Reporters vs. trolls: Journalists have new resources to combat online harassment

Reporters tormented by online harassment have some new resources.

A discussion at the National Press Club on Friday explored the problem as three reporters talked with three people who study the issue.

Reporter Jonathan Weisman of The New York Times outlined a 2016 incident when his tweet excerpting someone else's column on fascism brought a response addressing him as "(((Weisman)))," a way that anti-Semites mark the name of someone they think is Jewish.

Weisman said the exchange soon produced "an absolute avalanche of anti-Semitic hate that just flowed through my Twitter (and) eventually spilled into emails and voicemails."

Washington Post reporter Wesley Lowery covered the aftermath of the fatal shooting of a black teen by a white police officer in Ferguson, Missouri, in 2014.

"What we saw almost immediately were attempts to attack and intimidate reporters from covering the story," he said. "Every time you opened your phone, there were thousands and thousands of messages," including fabricated accusations and some that published a reporter's home address or made death threats.

Such trolling can be especially frightening for women, said Soraya Chemaly, director of the Women's Media Center Speech Project.

"If you are writing from a specifically feminist perspective, you're in a target zone. And if you're writing about sexualized violence, you are specifically in a very violent target zone," she said.

She said she has received "rape threats, some death threats, some lynching threats."

Julia Ioffe of The Atlantic said that as a reporter in Russia, she was attacked by Kremlin-sponsored "troll armies" that overwhelmed the content section of her stories with profane sexual remarks targeting her Jewish faith and saying she couldn't understand Russians -- although she was born there and fled with her family to the United States 28 years ago to escape persecution.

In 2016, Ioffe wrote a GQ profile of Melania Trump that brought a denunciation from the first lady on Facebook. It also prompted "organized and viciously anti-Semitic rhetoric," attacks photoshopping her face onto a photo taken at the Auschwitz concentration camp and circulation of personal information about her relatives.

Michelle Ferrier, an associate professor of journalism at Ohio University, left her job as a lifestyle columnist in Florida when hate mail accumulated, targeting her African American race with comments about war against black people and lynching.

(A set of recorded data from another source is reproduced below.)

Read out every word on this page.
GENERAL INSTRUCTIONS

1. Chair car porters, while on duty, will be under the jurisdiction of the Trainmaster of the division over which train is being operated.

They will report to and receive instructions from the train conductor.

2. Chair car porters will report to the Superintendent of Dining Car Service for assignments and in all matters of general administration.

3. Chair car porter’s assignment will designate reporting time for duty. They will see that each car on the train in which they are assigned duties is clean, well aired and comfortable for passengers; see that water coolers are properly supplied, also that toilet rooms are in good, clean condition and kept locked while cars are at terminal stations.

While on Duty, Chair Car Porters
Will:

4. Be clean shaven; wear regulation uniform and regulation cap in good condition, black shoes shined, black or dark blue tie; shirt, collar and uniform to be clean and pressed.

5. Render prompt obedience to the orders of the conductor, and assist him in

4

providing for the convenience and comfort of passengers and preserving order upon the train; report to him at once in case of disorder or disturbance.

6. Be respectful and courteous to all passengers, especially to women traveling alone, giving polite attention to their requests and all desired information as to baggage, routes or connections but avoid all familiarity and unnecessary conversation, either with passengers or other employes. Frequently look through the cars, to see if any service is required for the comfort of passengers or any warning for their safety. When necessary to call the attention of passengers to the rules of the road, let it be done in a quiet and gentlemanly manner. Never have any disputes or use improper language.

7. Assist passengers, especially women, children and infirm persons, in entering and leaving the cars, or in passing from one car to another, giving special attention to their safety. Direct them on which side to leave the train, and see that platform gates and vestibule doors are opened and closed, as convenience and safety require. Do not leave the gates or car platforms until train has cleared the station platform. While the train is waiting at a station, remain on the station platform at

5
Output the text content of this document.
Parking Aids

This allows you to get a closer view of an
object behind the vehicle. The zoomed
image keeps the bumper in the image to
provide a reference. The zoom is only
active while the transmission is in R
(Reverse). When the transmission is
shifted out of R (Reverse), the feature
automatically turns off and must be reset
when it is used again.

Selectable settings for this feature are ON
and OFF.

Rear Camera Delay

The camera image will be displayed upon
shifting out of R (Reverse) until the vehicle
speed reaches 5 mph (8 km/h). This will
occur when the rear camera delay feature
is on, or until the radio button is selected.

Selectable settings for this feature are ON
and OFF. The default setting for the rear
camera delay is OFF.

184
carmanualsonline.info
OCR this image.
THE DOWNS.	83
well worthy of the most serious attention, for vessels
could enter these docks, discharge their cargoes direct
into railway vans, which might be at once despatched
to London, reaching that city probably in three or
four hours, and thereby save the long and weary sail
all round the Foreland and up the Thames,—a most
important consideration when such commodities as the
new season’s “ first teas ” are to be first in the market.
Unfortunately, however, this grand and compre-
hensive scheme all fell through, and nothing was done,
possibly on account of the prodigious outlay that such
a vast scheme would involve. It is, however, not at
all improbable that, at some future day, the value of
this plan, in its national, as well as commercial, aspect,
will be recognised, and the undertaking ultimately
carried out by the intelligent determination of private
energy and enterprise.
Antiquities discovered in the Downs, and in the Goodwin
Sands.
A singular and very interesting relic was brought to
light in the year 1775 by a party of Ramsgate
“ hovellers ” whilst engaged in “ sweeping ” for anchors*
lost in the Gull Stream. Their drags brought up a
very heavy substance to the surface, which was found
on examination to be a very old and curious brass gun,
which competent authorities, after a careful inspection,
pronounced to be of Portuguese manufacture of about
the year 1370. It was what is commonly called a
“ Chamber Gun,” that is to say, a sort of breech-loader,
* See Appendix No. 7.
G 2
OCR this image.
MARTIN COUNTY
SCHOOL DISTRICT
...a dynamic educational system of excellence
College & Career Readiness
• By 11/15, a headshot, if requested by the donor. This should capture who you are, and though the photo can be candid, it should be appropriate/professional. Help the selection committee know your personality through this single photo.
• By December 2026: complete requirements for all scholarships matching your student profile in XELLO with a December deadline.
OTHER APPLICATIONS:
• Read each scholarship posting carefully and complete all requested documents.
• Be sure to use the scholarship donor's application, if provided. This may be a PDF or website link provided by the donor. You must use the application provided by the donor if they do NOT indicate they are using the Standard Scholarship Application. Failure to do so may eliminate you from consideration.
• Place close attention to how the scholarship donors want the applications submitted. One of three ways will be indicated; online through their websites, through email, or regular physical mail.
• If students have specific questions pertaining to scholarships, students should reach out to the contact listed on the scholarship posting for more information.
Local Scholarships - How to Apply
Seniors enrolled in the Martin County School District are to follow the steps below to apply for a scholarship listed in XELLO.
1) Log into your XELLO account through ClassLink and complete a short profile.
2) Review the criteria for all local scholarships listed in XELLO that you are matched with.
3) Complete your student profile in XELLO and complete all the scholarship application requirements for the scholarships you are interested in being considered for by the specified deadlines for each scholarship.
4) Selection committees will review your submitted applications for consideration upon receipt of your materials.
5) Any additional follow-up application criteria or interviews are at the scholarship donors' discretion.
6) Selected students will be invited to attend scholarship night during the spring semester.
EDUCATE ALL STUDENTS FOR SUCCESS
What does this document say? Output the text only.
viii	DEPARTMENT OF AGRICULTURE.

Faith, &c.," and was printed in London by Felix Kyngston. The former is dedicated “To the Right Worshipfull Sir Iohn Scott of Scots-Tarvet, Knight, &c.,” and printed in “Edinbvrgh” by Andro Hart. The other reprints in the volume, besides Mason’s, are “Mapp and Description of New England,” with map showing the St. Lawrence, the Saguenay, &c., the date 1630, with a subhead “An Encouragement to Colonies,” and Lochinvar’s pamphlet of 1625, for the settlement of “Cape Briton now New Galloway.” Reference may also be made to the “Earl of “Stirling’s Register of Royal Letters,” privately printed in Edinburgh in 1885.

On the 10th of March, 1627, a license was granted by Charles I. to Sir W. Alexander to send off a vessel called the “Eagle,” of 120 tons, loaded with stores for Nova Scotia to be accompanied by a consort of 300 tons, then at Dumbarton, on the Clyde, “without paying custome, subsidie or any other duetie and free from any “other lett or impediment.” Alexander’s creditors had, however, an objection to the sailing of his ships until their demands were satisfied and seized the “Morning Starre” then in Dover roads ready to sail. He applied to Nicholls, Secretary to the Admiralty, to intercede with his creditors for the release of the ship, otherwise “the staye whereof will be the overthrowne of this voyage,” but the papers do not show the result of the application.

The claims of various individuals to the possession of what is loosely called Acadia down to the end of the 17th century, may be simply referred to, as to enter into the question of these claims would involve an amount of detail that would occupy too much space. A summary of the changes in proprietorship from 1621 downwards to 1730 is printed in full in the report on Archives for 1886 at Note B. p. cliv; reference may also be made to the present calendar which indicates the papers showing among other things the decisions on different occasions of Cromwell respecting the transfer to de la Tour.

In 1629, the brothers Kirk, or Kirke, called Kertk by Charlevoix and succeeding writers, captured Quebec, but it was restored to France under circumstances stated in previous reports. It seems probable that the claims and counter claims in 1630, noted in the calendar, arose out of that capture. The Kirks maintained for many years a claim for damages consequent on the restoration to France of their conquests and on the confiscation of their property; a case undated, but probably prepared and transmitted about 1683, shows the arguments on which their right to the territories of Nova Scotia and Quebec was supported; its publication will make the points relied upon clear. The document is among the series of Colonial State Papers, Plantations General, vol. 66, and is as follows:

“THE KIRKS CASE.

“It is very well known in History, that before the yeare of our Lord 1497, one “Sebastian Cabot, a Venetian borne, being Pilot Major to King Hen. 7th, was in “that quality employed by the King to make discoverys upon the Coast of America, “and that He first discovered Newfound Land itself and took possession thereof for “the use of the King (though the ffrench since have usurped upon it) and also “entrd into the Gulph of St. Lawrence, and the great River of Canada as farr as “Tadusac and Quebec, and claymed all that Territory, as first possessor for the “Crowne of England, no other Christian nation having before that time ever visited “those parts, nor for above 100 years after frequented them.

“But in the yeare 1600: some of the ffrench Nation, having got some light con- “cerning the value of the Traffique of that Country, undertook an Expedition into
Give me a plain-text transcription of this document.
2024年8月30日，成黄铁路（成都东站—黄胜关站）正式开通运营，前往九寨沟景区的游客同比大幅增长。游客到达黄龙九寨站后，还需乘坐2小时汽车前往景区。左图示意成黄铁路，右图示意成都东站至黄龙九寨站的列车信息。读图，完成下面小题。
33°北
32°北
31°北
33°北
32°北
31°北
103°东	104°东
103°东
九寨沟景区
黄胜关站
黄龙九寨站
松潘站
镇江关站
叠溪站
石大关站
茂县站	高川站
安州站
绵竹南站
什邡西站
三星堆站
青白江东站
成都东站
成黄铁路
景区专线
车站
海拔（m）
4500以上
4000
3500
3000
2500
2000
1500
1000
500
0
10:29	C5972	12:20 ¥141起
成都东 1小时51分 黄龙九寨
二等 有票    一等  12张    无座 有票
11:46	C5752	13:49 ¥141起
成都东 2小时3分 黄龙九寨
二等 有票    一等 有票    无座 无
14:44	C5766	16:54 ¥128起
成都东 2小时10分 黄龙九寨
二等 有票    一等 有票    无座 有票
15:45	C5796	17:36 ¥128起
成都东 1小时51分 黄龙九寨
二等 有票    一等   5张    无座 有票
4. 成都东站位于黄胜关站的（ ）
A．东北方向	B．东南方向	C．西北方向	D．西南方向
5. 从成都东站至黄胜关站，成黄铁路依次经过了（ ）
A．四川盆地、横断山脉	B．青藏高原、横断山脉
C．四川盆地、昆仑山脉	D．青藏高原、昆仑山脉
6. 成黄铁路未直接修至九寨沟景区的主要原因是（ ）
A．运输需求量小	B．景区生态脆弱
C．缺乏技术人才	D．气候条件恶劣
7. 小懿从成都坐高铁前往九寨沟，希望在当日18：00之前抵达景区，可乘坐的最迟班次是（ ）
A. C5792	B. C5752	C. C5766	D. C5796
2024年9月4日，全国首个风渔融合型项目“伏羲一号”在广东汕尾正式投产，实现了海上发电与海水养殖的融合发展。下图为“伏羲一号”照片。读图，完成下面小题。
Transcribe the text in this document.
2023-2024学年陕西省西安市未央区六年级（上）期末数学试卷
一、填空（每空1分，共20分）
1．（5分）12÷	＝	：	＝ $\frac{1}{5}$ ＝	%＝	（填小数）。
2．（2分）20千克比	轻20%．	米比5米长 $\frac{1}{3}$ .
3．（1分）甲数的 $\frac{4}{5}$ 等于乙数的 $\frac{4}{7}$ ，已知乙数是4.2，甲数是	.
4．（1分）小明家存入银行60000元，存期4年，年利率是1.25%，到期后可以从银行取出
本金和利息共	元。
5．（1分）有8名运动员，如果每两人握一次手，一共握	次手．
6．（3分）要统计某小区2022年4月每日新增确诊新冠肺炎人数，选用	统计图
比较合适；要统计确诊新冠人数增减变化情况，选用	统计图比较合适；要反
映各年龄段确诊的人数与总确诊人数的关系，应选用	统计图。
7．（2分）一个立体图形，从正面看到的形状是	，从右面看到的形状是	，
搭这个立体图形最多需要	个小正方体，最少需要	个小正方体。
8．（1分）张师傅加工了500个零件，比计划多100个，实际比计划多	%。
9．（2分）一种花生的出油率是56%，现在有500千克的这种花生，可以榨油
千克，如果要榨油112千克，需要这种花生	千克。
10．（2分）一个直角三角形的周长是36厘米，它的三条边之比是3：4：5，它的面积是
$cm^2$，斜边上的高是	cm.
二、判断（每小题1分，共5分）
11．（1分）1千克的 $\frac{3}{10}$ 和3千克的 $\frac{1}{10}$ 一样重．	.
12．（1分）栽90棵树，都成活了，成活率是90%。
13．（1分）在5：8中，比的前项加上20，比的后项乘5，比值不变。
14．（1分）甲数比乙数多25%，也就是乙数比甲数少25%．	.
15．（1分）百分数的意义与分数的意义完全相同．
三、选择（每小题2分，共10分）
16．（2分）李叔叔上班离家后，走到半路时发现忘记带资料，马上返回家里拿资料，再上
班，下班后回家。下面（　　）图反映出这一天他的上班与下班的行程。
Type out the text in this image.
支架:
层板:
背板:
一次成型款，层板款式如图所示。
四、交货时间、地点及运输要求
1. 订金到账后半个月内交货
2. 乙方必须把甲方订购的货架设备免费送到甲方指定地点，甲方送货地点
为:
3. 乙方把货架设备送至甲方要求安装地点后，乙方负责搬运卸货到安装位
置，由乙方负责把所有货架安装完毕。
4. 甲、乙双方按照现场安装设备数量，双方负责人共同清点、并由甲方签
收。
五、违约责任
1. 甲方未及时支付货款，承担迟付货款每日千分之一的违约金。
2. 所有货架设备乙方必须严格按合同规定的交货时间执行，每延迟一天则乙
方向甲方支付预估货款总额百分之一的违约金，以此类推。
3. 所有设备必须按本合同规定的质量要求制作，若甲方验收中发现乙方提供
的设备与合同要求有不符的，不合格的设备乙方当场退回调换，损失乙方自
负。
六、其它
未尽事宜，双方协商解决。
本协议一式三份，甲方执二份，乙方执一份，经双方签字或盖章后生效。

She started a project called "Stop Hate" to investigate attacks on journalists. She learned, she said, that the hate mail is a tactic "by white supremacist groups designed to create fear and intimidation, and to force people out of the profession, offline and shut them up."

The panelists see social media doing too little to stop hate speech on their platforms. Where tech executives cite their users' right to free expression, the reporters and activists want stronger enforcement of the sites' terms of service, rules that generally prohibit invasion of privacy, harassment, threats and other abusive behavior.

A new publication from PEN America, the organization that works to protect writers' freedom of expression and safety, is a collection of strategies and resources. The resources can be found in the Online Harassment Field Manual.

Ferrier's TrollBusters organization has produced "Online Pest Control for Journalists" a set of a dozen cards intended to be a guide in moments of online crisis.